Estate planning is a process that involves your family, your property (both real estate and personal property), and the various forms of ownership. Estate planning also addresses your future needs in the event you ever become unable to care for yourself.
Through estate planning, you can determine:
* How your assets will be managed for your benefit during your lifetime.
* Whether it is appropriate to distribute any of your assets during your lifetime.
* Those persons who will receive your assets after your death.
* Who will manage your personal care and how health care decisions will be made.
Estate planning involves financial, tax, medical and business planning. A Will is part of the planning process, but you will need other documents as well to fully address your estate planning needs.
Everyone needs estate planning, whether your estate is large or small. Everyone should designate someone to manage assets and make health care decisions.
For a small estate, the primary focus is who will receive your assets after your death, however, you also need to name those persons you will put in charge of managing your property, both before and after death, and who will make your health care decisions in the event you lack capacity or are unable to communicate with medical professionals.
For those who fail to plan ahead, the Court will appoint someone to handle your estate and personal care decisions. After death, your assets will be distributed to your heirs according to a set of rules known as “intestate succession.” Contrary to popular myth, everything does not automatically “go to the State of California” if you die without a Will.
Most assets in your name alone at death will be subject to your Will. Some exceptions include accounts that have designated beneficiaries, such as life insurance policies, IRAs and other qualified retirement accounts. These types of assets pass directly to the beneficiaries and would not be included in your Will.
In addition, accounts in joint tenancy pass directly to the surviving co-owner regardless of any instructions in your Will.
Finally, assets that have been transferred to a revocable living trust will be distributed to your beneficiaries by the trustee of your trust, not through your Will.
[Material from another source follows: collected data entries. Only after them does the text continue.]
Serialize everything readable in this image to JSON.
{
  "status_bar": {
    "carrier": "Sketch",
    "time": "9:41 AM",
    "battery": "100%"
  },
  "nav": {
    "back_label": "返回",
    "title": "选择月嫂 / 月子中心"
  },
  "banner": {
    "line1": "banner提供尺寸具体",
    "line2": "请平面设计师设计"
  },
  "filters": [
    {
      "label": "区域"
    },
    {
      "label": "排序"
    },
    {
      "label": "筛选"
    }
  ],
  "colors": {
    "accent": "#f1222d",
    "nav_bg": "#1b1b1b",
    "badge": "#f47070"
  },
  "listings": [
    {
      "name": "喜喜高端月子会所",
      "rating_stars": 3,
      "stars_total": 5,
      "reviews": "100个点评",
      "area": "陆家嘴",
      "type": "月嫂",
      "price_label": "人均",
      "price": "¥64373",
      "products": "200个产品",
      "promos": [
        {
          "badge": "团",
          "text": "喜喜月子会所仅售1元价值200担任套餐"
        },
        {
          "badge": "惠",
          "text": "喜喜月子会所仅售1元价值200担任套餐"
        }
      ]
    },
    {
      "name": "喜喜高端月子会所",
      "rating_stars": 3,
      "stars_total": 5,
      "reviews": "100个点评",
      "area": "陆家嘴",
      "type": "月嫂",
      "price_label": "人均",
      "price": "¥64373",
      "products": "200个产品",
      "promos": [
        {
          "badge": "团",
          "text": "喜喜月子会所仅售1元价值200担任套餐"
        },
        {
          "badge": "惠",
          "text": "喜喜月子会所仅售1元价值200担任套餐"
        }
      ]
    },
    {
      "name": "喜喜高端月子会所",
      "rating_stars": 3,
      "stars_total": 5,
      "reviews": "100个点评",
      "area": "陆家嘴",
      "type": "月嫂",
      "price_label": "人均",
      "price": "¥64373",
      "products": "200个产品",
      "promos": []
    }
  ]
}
It is important to note that if you own real estate worth more than $150,000, the property will not pass to your heirs without a formal court process known as “probate.” In order to avoid probate, the property needs to placed in a revocable living trust (also known as a revocable inter vivos trust or grantor trust). Assets are put into the trust, administered for your benefit during your lifetime and transferred to your beneficiaries when you die, all without the need for court involvement.
Most people name themselves as the trustee in charge of managing their living trust’s assets. By naming yourself as trustee, you can remain in control of the assets during your lifetime. In addition, you can revoke or change any terms of the trust at any time as long as you are still competent. (The terms of the trust become irrevocable when you die.)
In your trust agreement, you will also name one or more successor trustees who will manage the trust’s assets if you should ever become unable to do so. Your successor trustee would also take over the management and distribution of your assets when you die.
You should consult with a qualified estate planning attorney to assist you in the preparation of a living trust, your Will and other estate planning documents. Also, keep in mind that your choice of trustees is extremely important. The trustee’s management of your living trust assets will not be automatically subject to direct court supervision.